Autorisation de manifester fera violences pour non-respect de ce préalable.

Alors que les manifestations se sont gonflées en nombre de participants constaté lors du 116é vendredi, du 7 mai 2021, le ministère de l’intérieur a émis un communiqué d’interdiction des marches non-autorisées. La mesure compte mettre fin au Hirak qui est plus raffermi, mieux organisé et plus décidé qu’à ses débuts. La réforme des élites, demandée par la jeunesse avide d’un meilleur avenir, n’a pas encore abouti, en dépit de la destitution du dernier despote de la légitimité historique. Cette restriction compte lâcher les forces de l’ordre pour la répression !

Nous avons titré notre article sur la manifestation pour les droits sociaux des pompiers à Alger, que les services d’ordre et de sécurité ont testé les outils de répression envers les occupations des rues par des marches de protestation. La seconde étape est arrivée, les autorités exigent des autorisations pour ces sorties hebdomadaires.

Alors que des mercenaires affidés aux décideurs contestés l’accuse d’être un complot ourdi depuis des pays hostiles, tombe une nouvelle tentative de limiter le droit à l’expression, pour une société longtemps muselée. Les autorités ont émis, par le biais du ministère de l’intérieur et sous une forme d’avertissement anonyme et non signé, un communiqué pour exiger des autorisations aux manifestations. Cette réglementation existait déjà et a été longtemps mise en berne. Elle a permis, par le passé, de réduire les libertés d’expression collective. Et les services d’ordre refoulaient le public et le faisaient taire rapidement quand ils minoritaires.

Si la population l’avait respectée en 2019, Bouteflika serait encore au palais d’El-Mouradiya et son règne aurait, même en étant aphasique, encore perduré à ce jour. Toutes les constitutions et lois préconisaient ces consentements préalables, en vue de gérer convenablement la vie collective en cité. Cette norme a été reproduite plus vigoureusement par le dernier amendement, de novembre 2019, de la première loi. Elle-même votée à la rescousse, avec moins de 25 % des voix, sur le total des votants inscrits. 

Les protestations du Hirak qui se tiennent deux fois par semaine, le mardi pour les étudiants et le vendredi avec une la masse populaire, sont visé par le rappel de cette mesure qui est constitutionnelle. Mais si elle a été respectée, les choses n’auraient pas bougées, y compris en 1988 à l’époque où le parti unique a créé les pires disparités en favorisant la médiocrité et les corruptions.

Avec la pire des hypocrisies que connait le peuple algérien, Tebboune a publiquement vénéré les protestations, car le moment de renouveau national avait sonné, d’ailleurs contre même les corporations desquelles il a accédé au pouvoir. Il a offert un dialogue avec le mouvement, mais comme il était visé, ces pourparlers ne pouvaient se tenir.

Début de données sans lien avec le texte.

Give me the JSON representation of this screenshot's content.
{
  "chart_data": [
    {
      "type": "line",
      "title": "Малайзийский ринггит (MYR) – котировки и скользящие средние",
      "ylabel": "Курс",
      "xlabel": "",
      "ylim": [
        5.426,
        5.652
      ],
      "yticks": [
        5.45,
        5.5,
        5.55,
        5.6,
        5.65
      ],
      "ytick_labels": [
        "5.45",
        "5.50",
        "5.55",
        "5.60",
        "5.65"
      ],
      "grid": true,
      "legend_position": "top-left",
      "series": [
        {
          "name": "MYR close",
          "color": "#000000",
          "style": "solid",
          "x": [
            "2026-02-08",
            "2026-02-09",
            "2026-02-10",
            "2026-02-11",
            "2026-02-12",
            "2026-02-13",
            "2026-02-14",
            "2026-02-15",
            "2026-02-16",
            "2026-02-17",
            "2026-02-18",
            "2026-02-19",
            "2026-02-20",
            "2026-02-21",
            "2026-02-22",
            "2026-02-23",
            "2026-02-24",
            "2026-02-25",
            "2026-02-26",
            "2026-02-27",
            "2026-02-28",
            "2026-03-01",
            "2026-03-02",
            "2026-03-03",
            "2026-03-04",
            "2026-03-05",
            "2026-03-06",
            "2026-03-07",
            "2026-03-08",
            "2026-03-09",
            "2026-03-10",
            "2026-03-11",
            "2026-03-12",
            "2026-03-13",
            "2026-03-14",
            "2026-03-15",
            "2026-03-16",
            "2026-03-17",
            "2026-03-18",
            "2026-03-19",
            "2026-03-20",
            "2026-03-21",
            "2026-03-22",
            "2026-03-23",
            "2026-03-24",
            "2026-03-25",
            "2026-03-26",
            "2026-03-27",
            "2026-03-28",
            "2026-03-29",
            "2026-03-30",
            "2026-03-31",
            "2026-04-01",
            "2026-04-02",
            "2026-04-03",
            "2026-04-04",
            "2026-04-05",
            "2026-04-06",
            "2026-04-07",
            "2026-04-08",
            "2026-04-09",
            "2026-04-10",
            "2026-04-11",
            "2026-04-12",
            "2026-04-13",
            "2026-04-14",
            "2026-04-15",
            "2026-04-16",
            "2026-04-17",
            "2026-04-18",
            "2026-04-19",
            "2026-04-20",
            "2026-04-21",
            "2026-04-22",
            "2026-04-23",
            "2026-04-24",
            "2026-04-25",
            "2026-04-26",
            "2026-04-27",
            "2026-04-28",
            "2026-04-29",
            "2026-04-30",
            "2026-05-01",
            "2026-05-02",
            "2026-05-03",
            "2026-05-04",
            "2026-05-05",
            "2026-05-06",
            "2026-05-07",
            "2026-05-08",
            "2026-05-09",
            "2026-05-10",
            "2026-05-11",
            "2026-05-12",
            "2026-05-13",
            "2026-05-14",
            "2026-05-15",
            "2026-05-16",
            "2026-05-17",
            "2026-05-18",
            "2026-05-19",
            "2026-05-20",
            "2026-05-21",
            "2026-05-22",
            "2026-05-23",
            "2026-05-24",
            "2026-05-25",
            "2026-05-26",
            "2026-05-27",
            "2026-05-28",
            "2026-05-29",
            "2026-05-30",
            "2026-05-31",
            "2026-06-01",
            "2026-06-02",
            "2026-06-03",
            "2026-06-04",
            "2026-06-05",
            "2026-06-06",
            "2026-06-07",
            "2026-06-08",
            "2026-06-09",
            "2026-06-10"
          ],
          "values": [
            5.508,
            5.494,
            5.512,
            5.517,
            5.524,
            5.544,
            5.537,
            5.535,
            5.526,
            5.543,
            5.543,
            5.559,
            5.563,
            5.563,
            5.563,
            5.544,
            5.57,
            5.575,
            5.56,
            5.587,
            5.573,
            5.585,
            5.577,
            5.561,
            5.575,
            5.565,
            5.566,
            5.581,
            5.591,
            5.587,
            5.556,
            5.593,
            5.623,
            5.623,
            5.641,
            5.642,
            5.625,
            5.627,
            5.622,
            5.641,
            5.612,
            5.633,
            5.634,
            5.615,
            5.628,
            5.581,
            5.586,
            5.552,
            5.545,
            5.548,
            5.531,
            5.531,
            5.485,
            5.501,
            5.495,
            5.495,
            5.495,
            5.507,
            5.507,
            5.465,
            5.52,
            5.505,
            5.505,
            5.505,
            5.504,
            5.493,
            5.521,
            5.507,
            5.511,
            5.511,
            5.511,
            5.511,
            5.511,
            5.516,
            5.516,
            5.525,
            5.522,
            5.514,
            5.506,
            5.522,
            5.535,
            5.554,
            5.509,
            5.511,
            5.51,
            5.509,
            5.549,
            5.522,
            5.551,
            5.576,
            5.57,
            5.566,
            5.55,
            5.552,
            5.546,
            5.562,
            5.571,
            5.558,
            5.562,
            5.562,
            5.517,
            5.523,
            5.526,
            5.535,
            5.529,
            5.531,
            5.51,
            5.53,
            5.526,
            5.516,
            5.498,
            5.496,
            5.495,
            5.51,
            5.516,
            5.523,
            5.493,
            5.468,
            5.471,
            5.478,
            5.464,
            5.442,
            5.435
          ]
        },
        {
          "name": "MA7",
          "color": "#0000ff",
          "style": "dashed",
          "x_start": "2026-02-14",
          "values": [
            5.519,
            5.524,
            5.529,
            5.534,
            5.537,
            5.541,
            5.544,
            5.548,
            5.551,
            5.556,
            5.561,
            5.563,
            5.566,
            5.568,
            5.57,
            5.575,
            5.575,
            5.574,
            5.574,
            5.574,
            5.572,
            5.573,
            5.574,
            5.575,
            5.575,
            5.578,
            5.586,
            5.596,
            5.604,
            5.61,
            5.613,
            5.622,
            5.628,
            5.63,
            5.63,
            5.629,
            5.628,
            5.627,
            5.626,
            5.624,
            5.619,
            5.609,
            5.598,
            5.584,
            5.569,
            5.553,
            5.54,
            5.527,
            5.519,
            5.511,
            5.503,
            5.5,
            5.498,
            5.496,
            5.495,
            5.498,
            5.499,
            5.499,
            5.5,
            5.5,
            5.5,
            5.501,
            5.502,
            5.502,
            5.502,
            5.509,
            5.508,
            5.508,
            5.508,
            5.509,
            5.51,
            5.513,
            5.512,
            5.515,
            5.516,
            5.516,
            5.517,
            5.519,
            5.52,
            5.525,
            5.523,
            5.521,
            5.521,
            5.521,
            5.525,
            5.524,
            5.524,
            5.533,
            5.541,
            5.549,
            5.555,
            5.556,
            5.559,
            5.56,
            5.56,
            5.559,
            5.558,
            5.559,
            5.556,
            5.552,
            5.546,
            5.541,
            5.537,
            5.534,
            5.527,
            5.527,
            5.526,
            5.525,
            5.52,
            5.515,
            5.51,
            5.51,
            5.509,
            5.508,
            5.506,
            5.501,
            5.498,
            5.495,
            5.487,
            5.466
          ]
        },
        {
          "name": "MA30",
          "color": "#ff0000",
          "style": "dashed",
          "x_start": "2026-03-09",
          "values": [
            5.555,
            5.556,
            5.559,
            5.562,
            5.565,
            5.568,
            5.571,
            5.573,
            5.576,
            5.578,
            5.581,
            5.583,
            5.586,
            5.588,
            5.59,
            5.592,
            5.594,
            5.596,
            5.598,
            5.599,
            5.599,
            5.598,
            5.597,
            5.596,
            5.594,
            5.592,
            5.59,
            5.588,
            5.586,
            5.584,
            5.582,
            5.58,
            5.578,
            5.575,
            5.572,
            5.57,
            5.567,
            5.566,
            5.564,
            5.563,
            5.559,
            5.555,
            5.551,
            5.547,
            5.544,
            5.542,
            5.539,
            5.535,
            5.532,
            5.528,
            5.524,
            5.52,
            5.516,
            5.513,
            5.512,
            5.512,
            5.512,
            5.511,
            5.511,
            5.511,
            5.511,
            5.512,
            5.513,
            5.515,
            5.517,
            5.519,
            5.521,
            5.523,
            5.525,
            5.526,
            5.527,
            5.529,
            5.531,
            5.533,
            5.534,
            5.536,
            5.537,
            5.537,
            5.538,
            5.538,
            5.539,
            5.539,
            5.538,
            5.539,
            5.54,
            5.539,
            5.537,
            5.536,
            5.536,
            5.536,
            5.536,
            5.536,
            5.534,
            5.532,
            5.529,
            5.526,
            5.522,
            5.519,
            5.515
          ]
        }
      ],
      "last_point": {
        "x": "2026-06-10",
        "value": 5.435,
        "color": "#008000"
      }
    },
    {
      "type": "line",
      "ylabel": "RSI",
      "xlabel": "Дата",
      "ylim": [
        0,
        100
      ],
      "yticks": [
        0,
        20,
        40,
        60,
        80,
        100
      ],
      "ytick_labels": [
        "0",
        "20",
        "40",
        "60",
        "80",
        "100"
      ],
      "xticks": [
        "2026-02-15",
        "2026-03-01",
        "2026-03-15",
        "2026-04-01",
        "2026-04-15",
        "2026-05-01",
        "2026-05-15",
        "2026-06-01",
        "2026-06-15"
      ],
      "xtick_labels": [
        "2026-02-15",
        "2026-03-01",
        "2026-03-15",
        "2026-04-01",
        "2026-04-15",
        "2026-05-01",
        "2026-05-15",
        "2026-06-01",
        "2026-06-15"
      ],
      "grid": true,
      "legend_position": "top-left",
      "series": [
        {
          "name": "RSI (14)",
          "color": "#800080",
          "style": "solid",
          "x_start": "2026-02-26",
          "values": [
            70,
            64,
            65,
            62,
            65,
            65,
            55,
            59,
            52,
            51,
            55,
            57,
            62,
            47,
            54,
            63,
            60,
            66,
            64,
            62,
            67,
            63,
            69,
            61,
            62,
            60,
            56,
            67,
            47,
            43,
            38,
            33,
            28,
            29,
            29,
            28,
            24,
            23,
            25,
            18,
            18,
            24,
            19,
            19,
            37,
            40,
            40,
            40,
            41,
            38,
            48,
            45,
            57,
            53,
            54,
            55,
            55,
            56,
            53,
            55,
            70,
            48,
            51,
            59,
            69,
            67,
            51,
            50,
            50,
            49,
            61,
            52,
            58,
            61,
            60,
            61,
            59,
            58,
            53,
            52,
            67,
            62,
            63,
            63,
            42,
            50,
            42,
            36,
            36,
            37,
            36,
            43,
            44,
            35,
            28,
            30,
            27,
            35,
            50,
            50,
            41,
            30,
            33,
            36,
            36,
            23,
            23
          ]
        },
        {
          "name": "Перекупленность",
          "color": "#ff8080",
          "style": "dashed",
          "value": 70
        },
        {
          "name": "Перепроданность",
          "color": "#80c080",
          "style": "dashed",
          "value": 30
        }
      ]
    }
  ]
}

Depuis le débuts les forces de sécurité ont arrêté des manifestants, d’une manière sélective, suscitant les critiques des organisations de défense des droits. Ces pratiques restent encore à ce jour, d’interner certains et de donner libre parole et les médias publics à d’autres. Des partis sont harcelés, comme le MDS, son congrès a été interdit, et le RCD ses dirigeants malmenés.

Ces restrictions sont proclamées avant les élections législatives anticipées, fixées pour le 12 juin. Echéance qui ne tient pas à cœur les animateurs le mouvement dit « Hirak ». Le président a été élu en décembre 2019, lors d’un semblable vote boycotté par les protestataires. Le prochain scrutin est promis pour être transparent et sans truquage. Or, l’actuel raïs a accédé avec un bourrage incontrôlé des urnes, augmentant les suffrages exprimés de 13% à 39%.

Le besoin d’interdire les marches du Hirak est avéré depuis même leur début, quand certains pensaient que le nain de taille qu’est Bouteflika était aussi un géant monumental de la mémoire et des tuteurs historiques sur la société. Les slogans criés disent : « Tebboune est ramené par l’armée, il n’a pas de légitimité et c’est le peuple qui décide… »

Cette mesure oblige les organisateurs à donner des informations à l’avance avant les manifestations, sur les initiateurs et les itinéraires. Choses incroyables, car on sait que la justice est manipulée contre précisément tous les manifestants.

Justement ceux sont accusés de porter atteinte à la sécurité de la nation autres subterfuges autocratiques des plus intenables et crédules, sont simplement arrêtés lors des marches qui se tiennent à travers plusieurs villes du pays. Ce qui signifie aussi, donc de désigner des individus précis comme étant formellement responsables d’un mouvement de protestation connu jusqu’ici sans chef.